The father is good only because his son's are good for him (even though father and son both have exactly opposite intentions).
Check the above diagram as an example.
The grandfather is the root position from where search is called with depth = 2.
Therefore at grandfather, depth = 2
He has 2 sons - father1 and father2.
Whenever, the position at father1 or father2 is called, depth = 1.
In a DFS father1 and father2 will not be compared directly till depth = 0 is reached.
Hence, first father1 is picked. To evaluate him completely, his sons are picked.
When the positions at sons are reached, then depth = 0.
There is no further move generation and eval is returned.
son1 is the best move at depth = 1.
The value of father1 = value of son1 (2) at depth = 1.
father1 returns this value to grandfather.
Now grandfather finds out that at depth = 2, father1 is the best as father2 is not yet evaluated (He compares father1 with -infinity)
He updates his score to that of father1 (2).
Also, he records that best move at depth = 2 is father1.
Hence pv at depth = 2 is best move at depth = 2 + pv at depth = 1
pv at depth = 2 is father1,son1.
Then father2 is evaluated.
son2 is the best move for father2.
He updates his score = -4.
He updates that the best move at depth = 1 is son2.
He returns this information to grandfather at depth = 2.
Grandfather finds out that he is not better than father1 and rejects him (does nothing or he will go for father3).
If son2 would have score > 2 (say 5) and then father2 would have score = 5.
Grandfather would find that 5 > 2.
He would update his score = 5.
He would update that best move at depth = 2 is father2.
pv at depth = 2 is best move at depth = 2 + pv at depth = 1.
But now, pv at depth = 1 would have been son2.
Hence, pv at depth = 2 would be father2,son2
Also notice that finally, the score of grandfather will be equal to score of son1 or son2 whosoever is best.
Implementation in TSCP:
In TSCP, there are 2 data sets used to collect pv (refer data.c and search.c).
move pv[MAX_PLY][MAX_PLY];
int pv_length[MAX_PLY];
Also pv is collected not using depth variable but using ply variable.
ply will inversely vary with depth i.e. depth will decrease by 1 and ply will increase by 1.
At root position (grandfather), depth = 2 but ply = 0.
At the sons, depth = 0 and ply = 2.
The best move at a particular ply will always be stored as the diagonal element of the pv[ ][ ] array.

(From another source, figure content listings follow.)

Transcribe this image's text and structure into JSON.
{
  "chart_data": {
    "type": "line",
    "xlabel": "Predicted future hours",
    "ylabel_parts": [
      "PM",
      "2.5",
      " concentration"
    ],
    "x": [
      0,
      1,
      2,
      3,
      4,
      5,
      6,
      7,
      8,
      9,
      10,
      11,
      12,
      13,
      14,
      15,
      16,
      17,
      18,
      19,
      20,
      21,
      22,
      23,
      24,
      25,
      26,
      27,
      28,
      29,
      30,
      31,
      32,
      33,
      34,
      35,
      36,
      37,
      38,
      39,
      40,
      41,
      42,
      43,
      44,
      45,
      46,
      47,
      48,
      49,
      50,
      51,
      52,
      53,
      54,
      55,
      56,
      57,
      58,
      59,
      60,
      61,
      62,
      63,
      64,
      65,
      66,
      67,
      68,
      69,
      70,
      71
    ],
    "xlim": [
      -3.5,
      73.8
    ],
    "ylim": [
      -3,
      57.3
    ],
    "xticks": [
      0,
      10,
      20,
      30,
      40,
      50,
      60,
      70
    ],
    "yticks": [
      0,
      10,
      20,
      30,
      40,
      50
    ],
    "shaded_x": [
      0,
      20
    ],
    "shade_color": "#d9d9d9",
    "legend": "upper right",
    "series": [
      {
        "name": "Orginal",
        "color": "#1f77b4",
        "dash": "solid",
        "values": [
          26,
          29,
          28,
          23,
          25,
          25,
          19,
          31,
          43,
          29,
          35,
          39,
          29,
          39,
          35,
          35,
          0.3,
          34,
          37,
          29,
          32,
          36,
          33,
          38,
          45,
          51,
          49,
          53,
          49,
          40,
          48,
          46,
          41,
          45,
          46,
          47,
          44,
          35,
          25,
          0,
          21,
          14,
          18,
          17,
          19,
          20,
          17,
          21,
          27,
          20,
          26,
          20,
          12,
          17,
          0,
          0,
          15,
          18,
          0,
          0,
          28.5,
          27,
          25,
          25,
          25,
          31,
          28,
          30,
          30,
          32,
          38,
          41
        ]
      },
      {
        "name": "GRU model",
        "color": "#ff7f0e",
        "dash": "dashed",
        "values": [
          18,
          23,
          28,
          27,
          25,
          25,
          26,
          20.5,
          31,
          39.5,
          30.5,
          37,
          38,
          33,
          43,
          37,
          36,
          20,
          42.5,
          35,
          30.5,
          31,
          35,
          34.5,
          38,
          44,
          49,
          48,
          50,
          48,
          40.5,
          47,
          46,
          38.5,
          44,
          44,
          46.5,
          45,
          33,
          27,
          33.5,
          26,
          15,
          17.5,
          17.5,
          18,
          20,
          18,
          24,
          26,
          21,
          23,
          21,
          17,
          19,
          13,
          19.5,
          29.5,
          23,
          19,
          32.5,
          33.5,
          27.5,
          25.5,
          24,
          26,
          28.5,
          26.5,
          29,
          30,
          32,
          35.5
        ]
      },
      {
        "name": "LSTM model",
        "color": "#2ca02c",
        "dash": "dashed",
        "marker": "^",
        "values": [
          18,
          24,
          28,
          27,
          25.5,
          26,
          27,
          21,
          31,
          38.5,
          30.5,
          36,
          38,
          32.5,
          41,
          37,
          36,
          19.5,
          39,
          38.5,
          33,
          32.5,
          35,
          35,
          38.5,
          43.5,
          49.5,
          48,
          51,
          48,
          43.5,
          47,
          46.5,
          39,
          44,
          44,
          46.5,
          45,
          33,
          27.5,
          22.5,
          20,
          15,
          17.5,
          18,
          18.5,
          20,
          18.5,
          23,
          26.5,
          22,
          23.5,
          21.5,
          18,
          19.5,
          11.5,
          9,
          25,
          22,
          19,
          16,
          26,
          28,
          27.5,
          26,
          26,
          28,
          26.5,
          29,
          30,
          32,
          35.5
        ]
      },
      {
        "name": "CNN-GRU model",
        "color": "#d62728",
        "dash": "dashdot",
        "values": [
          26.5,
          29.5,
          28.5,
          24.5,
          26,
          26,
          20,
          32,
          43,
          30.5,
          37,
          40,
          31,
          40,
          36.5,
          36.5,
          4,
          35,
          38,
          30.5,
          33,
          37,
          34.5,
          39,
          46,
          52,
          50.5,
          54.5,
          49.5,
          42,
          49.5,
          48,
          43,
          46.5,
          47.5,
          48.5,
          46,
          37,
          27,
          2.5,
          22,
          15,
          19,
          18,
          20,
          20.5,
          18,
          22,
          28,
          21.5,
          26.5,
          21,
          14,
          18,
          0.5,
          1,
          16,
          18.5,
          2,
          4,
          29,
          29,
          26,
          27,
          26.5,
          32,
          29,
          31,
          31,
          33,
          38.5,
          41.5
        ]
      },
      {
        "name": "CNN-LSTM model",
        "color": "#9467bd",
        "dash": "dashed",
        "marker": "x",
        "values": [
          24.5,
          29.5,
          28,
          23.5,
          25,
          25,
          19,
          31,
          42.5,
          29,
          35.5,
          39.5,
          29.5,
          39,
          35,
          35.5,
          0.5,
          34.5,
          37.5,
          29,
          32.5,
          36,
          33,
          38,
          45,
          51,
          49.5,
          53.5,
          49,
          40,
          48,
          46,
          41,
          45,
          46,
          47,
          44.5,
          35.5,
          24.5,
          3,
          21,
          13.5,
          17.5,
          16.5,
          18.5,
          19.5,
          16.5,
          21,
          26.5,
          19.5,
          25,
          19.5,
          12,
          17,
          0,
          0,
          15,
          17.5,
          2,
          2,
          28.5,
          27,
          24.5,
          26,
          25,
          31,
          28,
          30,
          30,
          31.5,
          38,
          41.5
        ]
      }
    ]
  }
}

pv[ply][ply] = gen_dat[i].m;
E.g. here, first, whenever min or max would be called, pv_length[ply] = ply will be updated.
Only then it will be checked, whether depth == 0 and eval() will be returned.
Initially when father1 is evaluated fully,
pv_length[2] = 2,
pv_length[1] = 1
and pv[1][1] = son1
ply = 1
The code (search.c) is
for (j = ply + 1; j < pv_length[ply + 1]; ++j)
pv[ply][j] = pv[ply + 1][j];
pv_length[ply] = pv_length[ply + 1];
The for loop will do nothing and pv_length[1] = pv_length[2] = 2.
Then at grandfather,
ply = 0
pv_length[0] = 0
pv_length[1] = 2 (updated at father1)
pv[0][0] = father1
The for loop will update
pv[0][1] = pv[1][1].
And finally pv_length[0] will be equal to pv_length[1] which will be 2.
Same thing will be done for deeper searches.
Basically the upper triangular matrix will be populated.
The diagonal elements will be the best moves at each ply and their pv's will be appended to the lesser plies upwards.
Notice that the author has a separate variable called pv_length even though we already know that the pv length will always be equal to the depth called in search.
But later when we understand "search extensions", we can realise that it may not always be the case.
We can modify TSCP's pv collection method in our own 3 modified functions like this:
int max(int depth)
{
pv_length[ply] = ply;
if(depth == 0)
return eval();
int score = -100000;
int i , value;
gen();
for (i = first_move[ply]; i < first_move[ply + 1]; ++i) {
if (!makemove(gen_dat[i].m.b))
continue;
value = min (depth - 1);
takeback();
if(value > score){
score = value;
pv[ply][ply] = gen_dat[i].m;
for ( int j = ply + 1; j < pv_length[ply + 1]; ++j)
pv[ply][j] = pv[ply + 1][j];
pv_length[ply] = pv_length[ply + 1];
}
}
return score;
}
int min(int depth)
{
pv_length[ply] = ply;
if(depth == 0)
return -eval();
int score = 100000;
int i , value;
gen();
for (i = first_move[ply]; i < first_move[ply + 1]; ++i) {
if (!makemove(gen_dat[i].m.b))
continue;
value = max (depth - 1);
takeback();
if(value < score){
score = value;
pv[ply][ply] = gen_dat[i].m;
for ( int j = ply + 1; j < pv_length[ply + 1]; ++j)
pv[ply][j] = pv[ply + 1][j];
pv_length[ply] = pv_length[ply + 1];
}
}
return score;
}
And the main search function would be:
void search(){
int score;
int depth = 3;
if (side == LIGHT)
score = max(depth);
else
score = min(depth);
printf("\nScore is : %d\n",score);
for (int j = 0; j < pv_length[0]; ++j)
printf(" %s", move_str(pv[0][j].b));
}